La única salida es pactar sobre la base de la libertad y el pluralismo
Gaceta de los Negocios
La propuesta de un pacto educativo, formulada por el ministro de Educación, suscita más perplejidades que esperanzas. Nada sería, en principio, más deseable. Porque la configuración jurídica de la enseñanza se ha convertido entre nosotros en un campo de experimentación en un continuo hacer, deshacer y rehacer que tiene a estudiantes, profesores y padres en permanente situación de desorientación y hasta de mareo.
¿Cuáles son las causas de esta inestabilidad en un sector que requiere, más que ninguno, estabilidad e insistencia? Hay algo más serio que el afán de cada nuevo ministro por pasar a la posteridad con una ley sacada de la manga. Se trata de un profundo desacuerdo acerca de cuáles son los objetivos fundamentales de la educación y dónde se localizan los mejores estilos de enseñanza. A su vez, esta discrepancia alcanza su climax en dos ámbitos sumamente sensibles: el religioso y propiamente formativo, por una parte, y el autonómico y lingüístico, por otra.
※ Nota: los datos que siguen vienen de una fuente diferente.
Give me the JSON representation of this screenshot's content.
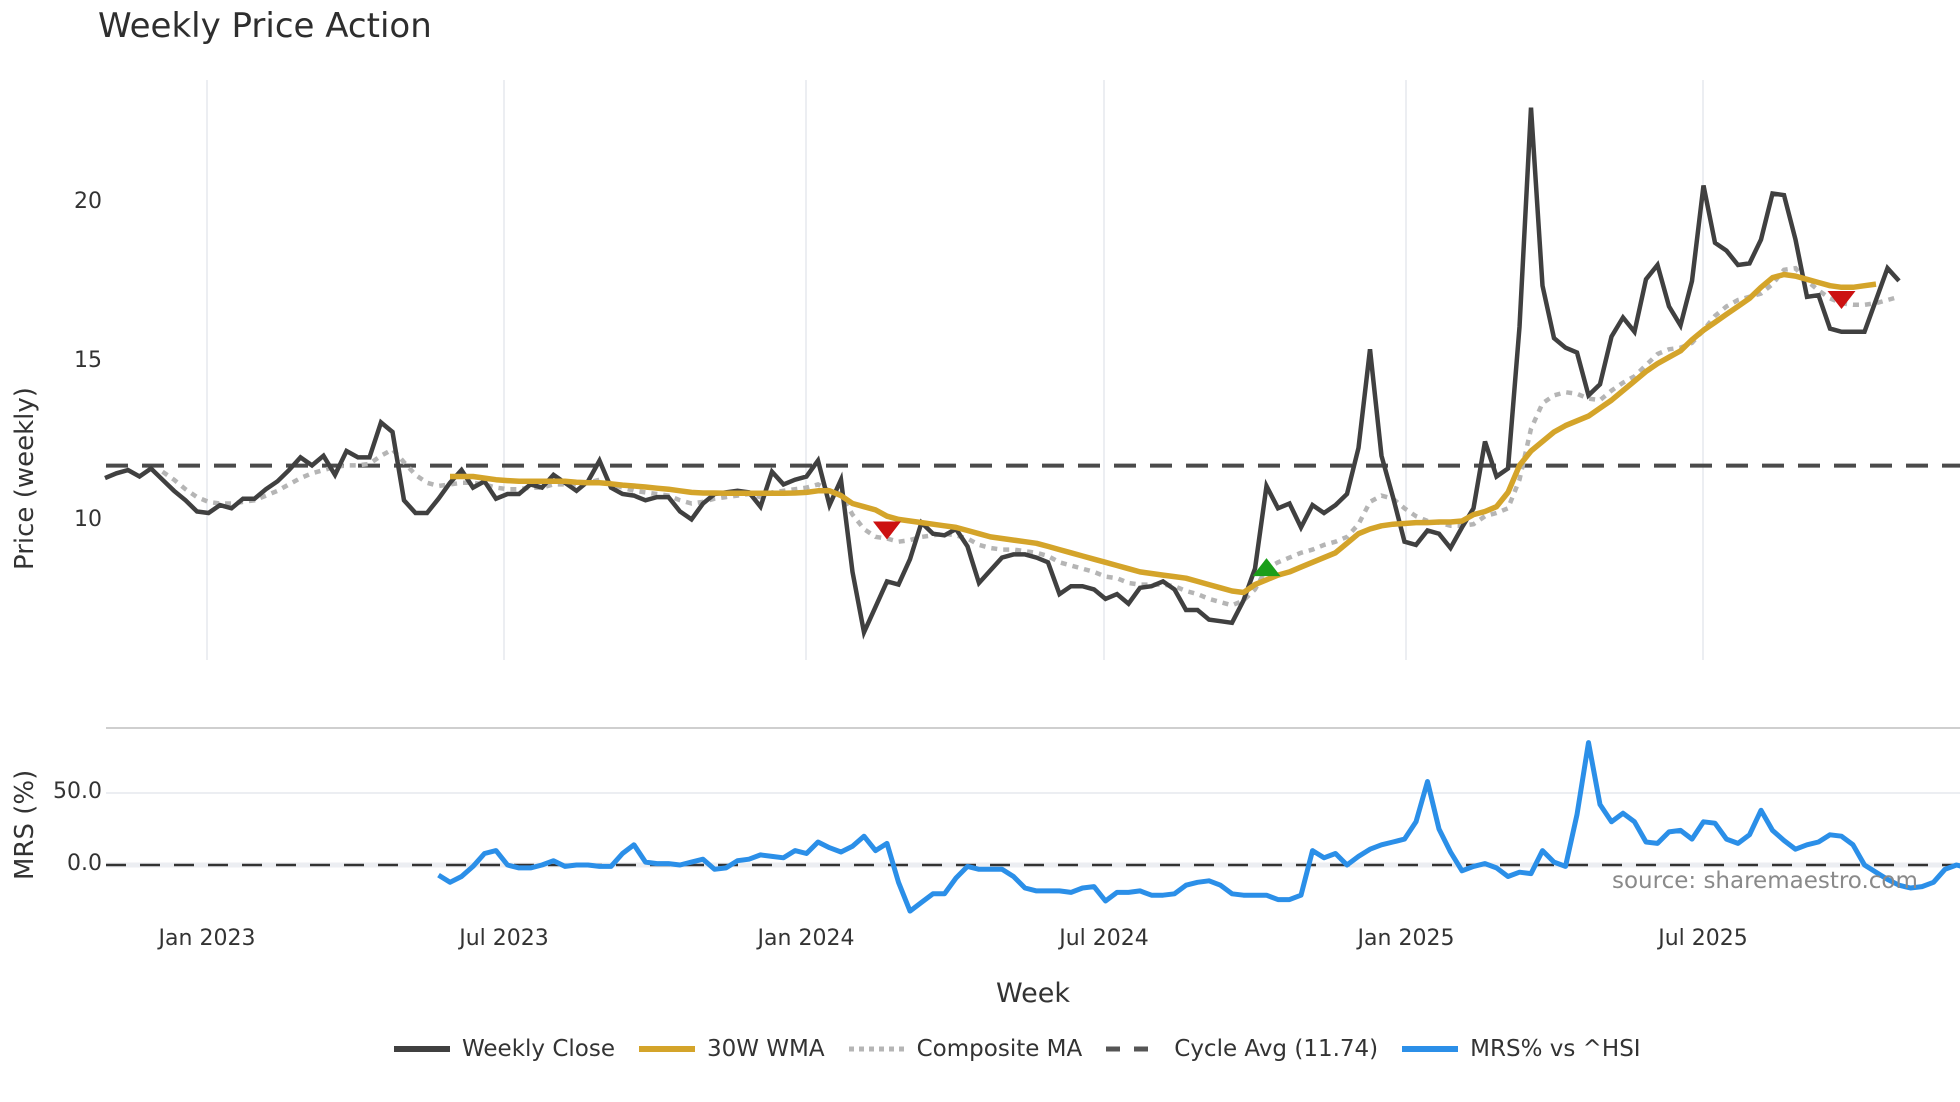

Pensamos muchos que la religión es la clave de toda cultura y que lo importante no es transmitir habilidades, destrezas y competencias, sino educar personas y formar caracteres. Otros, por el contrario, son partidarios de una enseñanza laica, en la que no queden rastros de creencias o convicciones trascendentes, mientras que se considera la formación humanística como algo superado, y se apuesta por el funcionalismo pragmático, con el único aderezo de sensibilidades que respondan a lo políticamente correcto e impulsen a romper supuestos tabúes en temas como el sexo y la familia.
Francamente, no creo que hoy por hoy sea fácil llegar a un consenso entre posiciones tan encontradas. El único posible acuerdo ha de seguir el ancho camino de la libertad. Sobre la base de un núcleo básico de disciplinas que no pueden dejar de cultivarse, cada centro educativo debe tener un estilo de educación que responda a las convicciones de los padres, en diálogo con los profesores y representantes de la titularidad del centro docente; con los únicos límites de la constitución y el respeto a los ciudadanos que piensen de otra manera.
Y la pregunta del millón que el ministro Gabilondo tendría que responder no es otra que ésta: ¿Están los socialistas, el Gobierno de Zapatero y usted mismo en disposición de dialogar sobre la base del pluralismo y la libertad? Si la contestación es al cabo que no, entonces resulta vano programar interminables horas de discusión que no conducirán a nada. A no ser que como en el caso del pacto social lo que subliminalmente se pretenda es untar de vaselina el trágala, es decir, dar la impresión de que se está pactando lo que, en rigor, se está imponiendo. Pero el pueblo español es menos ingenuo de lo que parece y en democracia es imposible mantener engañados a muchos siempre.
El segundo grupo de dificultades conflictos de idiomas y de tradiciones culturales se caracteriza por su mayor apasionamiento. Es un campo dominado por el terrorismo psicológico. Ir a la vez en contra de la historia y del sentido común es mal asunto. No cabe de nuevo otra salida que la libertad y el pluralismo, salvados los límites de la legalidad constitucional; lo cual no es una cuestión baladí, porque vemos todos los días cómo la ideología localista pasa por encima del derecho.
Dudo que Gabilondo, metafísico al fin, pretenda jugar tan audazmente con las modalidades que se arriesgue a comprobar que la mejor enseñanza posible es, aquí y ahora, sencillamente imposible. Hay caminos que, en el mejor de los casos, no llevan a ninguna parte; y, en el peor, conducen a un campo de minas.
Una última consideración: ¿Estaría Gabilondo dispuesto a revisar los efectos previsibles de la educación sexual y la instrucción ciudadana que se impone a los adolescentes? Según Kant, no hay lugar para una generación equívoca ni en el conocimiento ni en la conducta. Si se echa aceite, tomate, cebolla y miga de pan, lo que resulta es un gazpacho. Si se alimenta a muchachos y chicas con permisivismo sexual desde la infancia, no es extraño que nuestras calles comiencen a poblarse de jovencísimos sátiros.